As the dust settles

1 July 2010

As the Eyjafjallajökull volcano in Iceland erupted, weather conditions meant that the volcanic ash covered a large proportion of Europe, causing widespread disruption to aviation. Here, we take a look at our role in predicting the spread of the ash and advising the aviation industry.

Low-level volcanic eruptions in Iceland occurring since 20 March 2010 increased significantly on 14 April. On 15 April the bright orange plume of the highest concentrations of volcanic ash extended across Scandinavia, and the Met Office observer at Lerwick in the Shetland Islands reported a reduction in visibility and a slight yellow hue in the sky.

The Met Office's responsibility is to monitor and forecast the spread of ash from the volcano. Weather patterns meant that the volcanic ash spread towards the UK so, in our role as a Volcanic Ash Advisory Centre (VAAC), we issued a Volcanic Ash Advisory.

Safety thresholds

Volcanic ash can have a major impact on aircraft, potentially causing their engines to fail. The International Civil Aviation Organisation (ICAO), the UK Civil Aviation Authority (CAA) and aircraft engine manufacturers set safety thresholds for flying planes through volcanic ash. Our forecasts of the ash plume trajectories are based on these thresholds.

We advise the CAA and National Air Traffic Services (NATS) where the ash will be. They have responsibility for safety within UK airspace and decide whether airspace is open or closed. Airspace was closed on 15 April which meant that many people across Europe had their travel plans disrupted.

Monitoring the spread

To forecast the spread of ash we use dispersion models that have been tested and proven during events such as Chernobyl, Buncefield and the outbreak of the animal disease Bluetongue. Our capability to predict the spread of airborne pollution is delivered by our world-leading atmospheric dispersion model, NAME (Numerical Atmospheric-dispersion Modelling Environment). In addition to being used as an emergency response guidance tool, the model is used for routine air quality forecasting and meteorological research activities.

From the moment the volcano erupted, we used our models to forecast how the ash cloud would move. We have also used satellite imagery, scientific balloons, research aircraft and ground-based radar systems to observe the ash cloud and verify the forecasts. As the Facility for Airborne Atmospheric Measurements (FAAM) and Natural Environment Research Council (NERC) research aircraft were called into action, the importance of research flights when monitoring ash plumes was highlighted.

A comparison of five Volcanic Ash Advisory Centre dispersion models was conducted based on the Grimsvötn volcanic eruption in Iceland in 2004. This concluded that the models all produced very similar results. Locations of the eruption plume simulated by the different models were almost identical to those predicted by the Met Office during the eruption and agreed with the satellite observations.


Until 20 April, ICAO guidance was that aircraft should not fly through any volcanic ash or dust, and our predictions were based on this 'zero tolerance' rule. Subsequently, the CAA changed the guidelines, setting new safety thresholds based on information from engine manufacturers and airlines. In support of the regulator, our guidance displayed the areas where ash concentrations were below the new threshold, as well as airspace affected by the 'zero tolerance' rule.

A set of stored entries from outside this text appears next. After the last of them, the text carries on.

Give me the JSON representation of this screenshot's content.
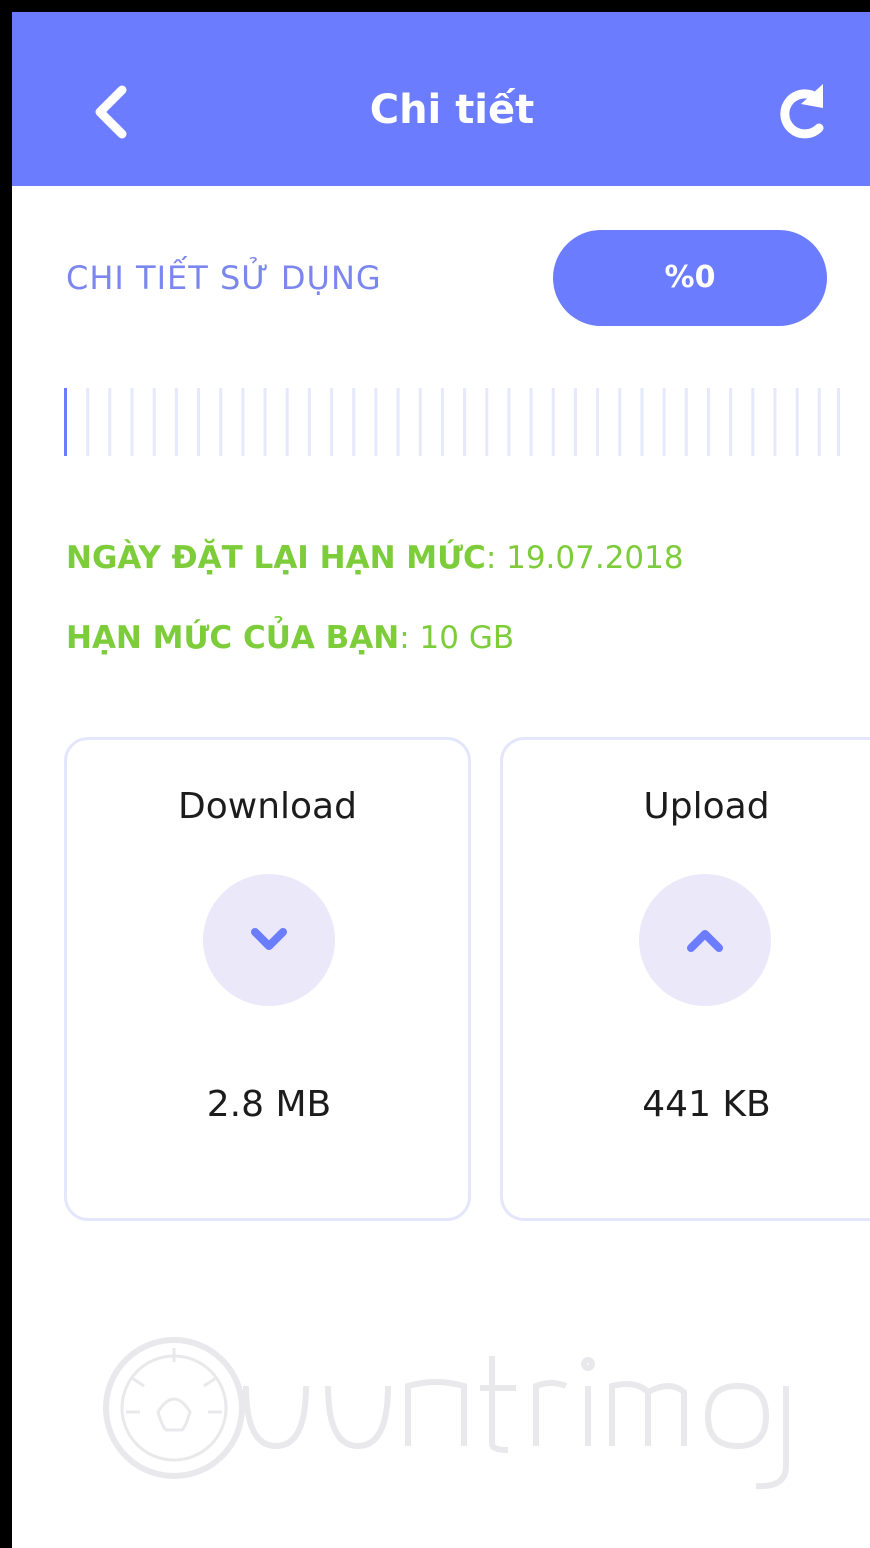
{
  "header": {
    "title": "Chi tiết",
    "back_icon": "chevron-left-icon",
    "refresh_icon": "refresh-icon",
    "background_color": "#6b7cff"
  },
  "usage": {
    "label": "CHI TIẾT SỬ DỤNG",
    "percent_text": "%0",
    "progress_fraction": 0,
    "progress_fill_color": "#6b7cff",
    "progress_track_color": "#e6e8fc"
  },
  "info": {
    "reset_label": "NGÀY ĐẶT LẠI HẠN MỨC",
    "reset_value": ": 19.07.2018",
    "limit_label": "HẠN MỨC CỦA BẠN",
    "limit_value": ": 10 GB",
    "color": "#7dcc3a"
  },
  "cards": {
    "download": {
      "title": "Download",
      "icon": "chevron-down-icon",
      "value": "2.8 MB"
    },
    "upload": {
      "title": "Upload",
      "icon": "chevron-up-icon",
      "value": "441 KB"
    }
  },
  "watermark": {
    "text": "Quantrimang"
  }
}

"We very much appreciated the collaborative approach and responsiveness of all your team who worked very effectively with NATS, airlines, airports and the Civil Aviation Authority to bring matters to a close."

Richard Deakin, Chief Executive Officer, National Air Traffic Services (NATS)

Hot on the heels of the new guidance, a change to weather patterns on 23 April meant that most of the ash moved away from the UK for a week. This was good news for everyone as it gave a significant window for airlines to get people and goods to the right places. However, there were still some traces of ash and aircraft still avoided areas where ash concentrations were above the new threshold. Regulators instructed airlines to conduct a risk assessment before flying and engine inspections before and after each flight.

volcanic ash chart

Volcanic ash chart - the red zones represent the standard safety thresholds, while the black represents ash concentrations that are 20 times higher then the standard (red) threshold. The black zone is the area in which aircraft engine manufacturer tolerances are exceeded.

Support network

Many people were involved from across the Met Office, with different teams working together to deliver a world-class service. Collaboration with NERC and the Universities of Reading and Hertfordshire worked well, while research aircraft and research communities provided us with observations and measurements of the volcanic ash plume. Working closely with the Icelandic Meteorological Service, we also had the full support of the European and global VAAC meteorological community throughout. We maintained close contact with aviation authorities who supported us in discussions with the wider aviation community.

Our advice and hard work has been recognised as exemplary at the highest levels of Government and by the agencies we have supported during the eruption. The Cabinet Office, the then Transport Secretary Lord Adonis and previous Business Secretary Peter Mandelson all praised and thanked the Met Office. So too have NATS, CAA and ICAO.

As a Volcanic Ash Advisory Centre we are very proud to provide advice to inform critical safety decisions. Our Volcanic Ash Advisory Centre is an operational service, on watch around the clock, so as the volcanic activity and weather changes we continue to provide timely advice.